The donated handmade wooden benches are not ADA compliant so the city is forcing the builder to remove them. So having literally nothing is the alternative. Also the city says the builder can put the benches in their parks, but wouldn’t that also need to be ADA compliant?
Portland, Maine…just in case it’s not clear. (Wasn’t to me until I poked around the website a bit.)
Accessibility is important. Couldn’t they modify them to meet accessibility standards?
I mean, they couldn’t build an ADA bench next to it? Seems like one of those cases a grandfather clause is useful. New York doesn’t rip out it’s history overnight, it adds to things to make them compliant while preserving the unique culture
For one thing, all benches must have a 5-by-8-foot concrete pad to be ADA compliant.
Is this a Portland thing? In LA I see a lot of concrete benches, but I also see a lot of metal ones and in NYC I would see (possibly grandfathered in) wooden ones.
Pad, as in underneath the bench.
Ohh I see, for stability purposes that makes a bit more sense. But it can’t possibly be that expensive to have the city just pour concrete in those spots, or to let volunteers do it.

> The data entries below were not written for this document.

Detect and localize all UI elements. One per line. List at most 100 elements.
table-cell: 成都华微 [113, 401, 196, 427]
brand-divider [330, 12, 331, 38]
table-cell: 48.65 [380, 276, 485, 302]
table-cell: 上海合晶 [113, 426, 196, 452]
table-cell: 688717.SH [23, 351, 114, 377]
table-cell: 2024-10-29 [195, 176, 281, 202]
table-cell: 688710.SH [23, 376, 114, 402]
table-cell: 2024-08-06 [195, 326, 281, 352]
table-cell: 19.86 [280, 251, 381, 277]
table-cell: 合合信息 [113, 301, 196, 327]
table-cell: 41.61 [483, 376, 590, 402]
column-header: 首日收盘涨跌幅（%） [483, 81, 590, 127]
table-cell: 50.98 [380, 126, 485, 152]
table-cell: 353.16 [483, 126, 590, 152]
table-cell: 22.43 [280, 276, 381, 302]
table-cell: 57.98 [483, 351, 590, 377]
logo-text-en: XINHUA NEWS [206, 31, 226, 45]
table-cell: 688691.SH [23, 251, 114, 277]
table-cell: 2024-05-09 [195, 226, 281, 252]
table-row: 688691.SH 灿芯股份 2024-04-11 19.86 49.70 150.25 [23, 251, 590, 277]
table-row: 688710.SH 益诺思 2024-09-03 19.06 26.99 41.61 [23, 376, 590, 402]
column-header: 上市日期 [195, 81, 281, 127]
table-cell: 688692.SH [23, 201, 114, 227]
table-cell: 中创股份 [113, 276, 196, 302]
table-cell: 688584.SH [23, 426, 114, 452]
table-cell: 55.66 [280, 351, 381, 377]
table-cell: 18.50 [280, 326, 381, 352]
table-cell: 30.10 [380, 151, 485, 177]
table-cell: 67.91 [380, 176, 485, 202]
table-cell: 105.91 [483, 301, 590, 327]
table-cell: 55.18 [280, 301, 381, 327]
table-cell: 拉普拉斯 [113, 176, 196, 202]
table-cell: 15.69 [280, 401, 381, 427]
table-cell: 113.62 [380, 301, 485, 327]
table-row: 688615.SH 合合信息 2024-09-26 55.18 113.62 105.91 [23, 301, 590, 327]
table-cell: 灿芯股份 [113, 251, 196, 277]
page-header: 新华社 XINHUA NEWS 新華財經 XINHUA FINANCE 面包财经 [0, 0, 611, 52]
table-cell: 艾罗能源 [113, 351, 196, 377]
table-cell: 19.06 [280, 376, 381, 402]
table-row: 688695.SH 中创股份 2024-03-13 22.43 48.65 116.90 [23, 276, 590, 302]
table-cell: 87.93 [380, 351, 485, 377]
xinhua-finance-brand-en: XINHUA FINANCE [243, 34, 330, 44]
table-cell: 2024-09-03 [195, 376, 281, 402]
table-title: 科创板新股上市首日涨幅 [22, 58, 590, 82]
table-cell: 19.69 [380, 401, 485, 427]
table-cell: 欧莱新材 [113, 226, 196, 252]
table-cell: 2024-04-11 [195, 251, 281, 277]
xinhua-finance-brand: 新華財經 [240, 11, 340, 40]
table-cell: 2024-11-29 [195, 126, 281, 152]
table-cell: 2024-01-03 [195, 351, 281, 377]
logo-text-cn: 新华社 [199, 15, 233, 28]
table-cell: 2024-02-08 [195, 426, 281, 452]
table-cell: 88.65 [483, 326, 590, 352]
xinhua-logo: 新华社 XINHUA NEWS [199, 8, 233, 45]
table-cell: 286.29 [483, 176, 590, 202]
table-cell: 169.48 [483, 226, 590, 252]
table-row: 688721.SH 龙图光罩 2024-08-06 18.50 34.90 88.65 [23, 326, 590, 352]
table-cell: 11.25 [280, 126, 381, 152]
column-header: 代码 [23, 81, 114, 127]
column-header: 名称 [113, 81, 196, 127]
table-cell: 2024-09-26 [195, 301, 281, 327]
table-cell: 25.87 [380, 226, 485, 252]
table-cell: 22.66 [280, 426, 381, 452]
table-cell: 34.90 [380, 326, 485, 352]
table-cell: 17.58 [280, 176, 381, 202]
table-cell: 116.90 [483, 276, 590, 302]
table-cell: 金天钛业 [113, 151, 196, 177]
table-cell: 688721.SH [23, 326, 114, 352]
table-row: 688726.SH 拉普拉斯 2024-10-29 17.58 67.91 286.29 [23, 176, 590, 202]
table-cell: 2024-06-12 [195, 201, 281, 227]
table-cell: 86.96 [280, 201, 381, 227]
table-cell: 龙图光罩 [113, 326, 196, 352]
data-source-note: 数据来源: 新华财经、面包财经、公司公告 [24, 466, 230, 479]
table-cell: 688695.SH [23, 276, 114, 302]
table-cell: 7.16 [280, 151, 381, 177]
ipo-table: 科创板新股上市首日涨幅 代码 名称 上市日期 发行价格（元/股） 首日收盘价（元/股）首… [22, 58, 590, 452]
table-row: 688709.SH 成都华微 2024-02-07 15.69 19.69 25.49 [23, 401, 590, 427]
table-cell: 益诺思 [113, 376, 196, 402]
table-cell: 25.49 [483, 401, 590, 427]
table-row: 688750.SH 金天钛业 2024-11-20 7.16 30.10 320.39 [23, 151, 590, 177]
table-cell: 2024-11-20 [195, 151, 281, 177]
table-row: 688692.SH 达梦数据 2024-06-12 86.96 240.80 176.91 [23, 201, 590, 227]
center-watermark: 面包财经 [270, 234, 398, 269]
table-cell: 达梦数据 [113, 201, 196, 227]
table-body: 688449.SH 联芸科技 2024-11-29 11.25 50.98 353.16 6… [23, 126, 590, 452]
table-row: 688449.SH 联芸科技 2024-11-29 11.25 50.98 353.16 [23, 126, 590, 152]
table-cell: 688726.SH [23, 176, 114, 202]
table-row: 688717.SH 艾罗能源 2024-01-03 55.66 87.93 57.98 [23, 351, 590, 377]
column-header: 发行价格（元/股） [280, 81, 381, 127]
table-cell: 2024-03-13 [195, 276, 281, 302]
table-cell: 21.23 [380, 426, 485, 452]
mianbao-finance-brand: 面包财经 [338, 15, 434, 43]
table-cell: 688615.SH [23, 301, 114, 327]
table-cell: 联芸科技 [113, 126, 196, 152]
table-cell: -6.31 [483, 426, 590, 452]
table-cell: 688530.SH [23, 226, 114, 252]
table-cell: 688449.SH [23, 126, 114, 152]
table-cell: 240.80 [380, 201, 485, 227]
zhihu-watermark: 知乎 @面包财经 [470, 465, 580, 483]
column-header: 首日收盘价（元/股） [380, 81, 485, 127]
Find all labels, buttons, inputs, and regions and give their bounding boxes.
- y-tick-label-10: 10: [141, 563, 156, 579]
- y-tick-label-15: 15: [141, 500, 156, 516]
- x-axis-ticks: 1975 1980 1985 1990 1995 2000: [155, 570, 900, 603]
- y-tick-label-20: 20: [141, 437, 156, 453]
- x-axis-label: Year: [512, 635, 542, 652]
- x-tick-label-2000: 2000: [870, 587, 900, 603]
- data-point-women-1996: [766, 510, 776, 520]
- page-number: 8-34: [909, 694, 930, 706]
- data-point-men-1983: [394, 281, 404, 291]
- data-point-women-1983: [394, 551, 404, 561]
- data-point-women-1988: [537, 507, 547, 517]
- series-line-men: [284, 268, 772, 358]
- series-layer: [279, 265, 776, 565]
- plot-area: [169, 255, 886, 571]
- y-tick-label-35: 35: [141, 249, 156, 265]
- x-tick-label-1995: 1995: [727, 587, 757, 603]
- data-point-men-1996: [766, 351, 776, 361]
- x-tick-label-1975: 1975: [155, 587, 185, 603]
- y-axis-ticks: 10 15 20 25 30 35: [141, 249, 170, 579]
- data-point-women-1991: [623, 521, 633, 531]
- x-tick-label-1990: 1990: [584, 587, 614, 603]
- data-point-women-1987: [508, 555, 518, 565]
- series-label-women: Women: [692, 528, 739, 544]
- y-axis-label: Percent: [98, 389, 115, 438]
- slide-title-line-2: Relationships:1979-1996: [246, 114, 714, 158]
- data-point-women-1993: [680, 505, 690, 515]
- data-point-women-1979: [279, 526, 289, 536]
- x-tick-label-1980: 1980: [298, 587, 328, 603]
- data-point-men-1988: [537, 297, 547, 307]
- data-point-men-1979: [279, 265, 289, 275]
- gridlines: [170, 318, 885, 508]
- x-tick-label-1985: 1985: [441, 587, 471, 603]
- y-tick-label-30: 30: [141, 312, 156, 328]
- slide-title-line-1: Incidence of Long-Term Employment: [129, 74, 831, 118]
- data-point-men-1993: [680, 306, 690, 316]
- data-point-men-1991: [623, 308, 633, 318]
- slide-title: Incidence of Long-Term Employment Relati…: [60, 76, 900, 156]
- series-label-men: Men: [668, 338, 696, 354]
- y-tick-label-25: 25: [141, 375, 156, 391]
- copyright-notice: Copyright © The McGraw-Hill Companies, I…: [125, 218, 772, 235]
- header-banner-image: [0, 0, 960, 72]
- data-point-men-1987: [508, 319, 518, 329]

That’s way bigger than the footprint. Usually you have big level concrete areas around doors for wheelchairs, for example.
Even if it’s 3x the size of the bench, it’s concrete, not a multimillion dollar building, and the community clearly wants benches. If the wooden ones are legitimately unfit for the public then they should install proper benches. But just pouring concrete would probably be cheaper.
Muh taxes! There’s probably a lot of larger priorities eating up all of Portland’s budget.
Why do dentists care about bus benches?
Americans with Disabilities Act.
I think it is more about hating the poors.
What I get from the article is that the city could poor some concrete and make them compliant but is choosing to go with nothing instead.
What does this have to do with cars?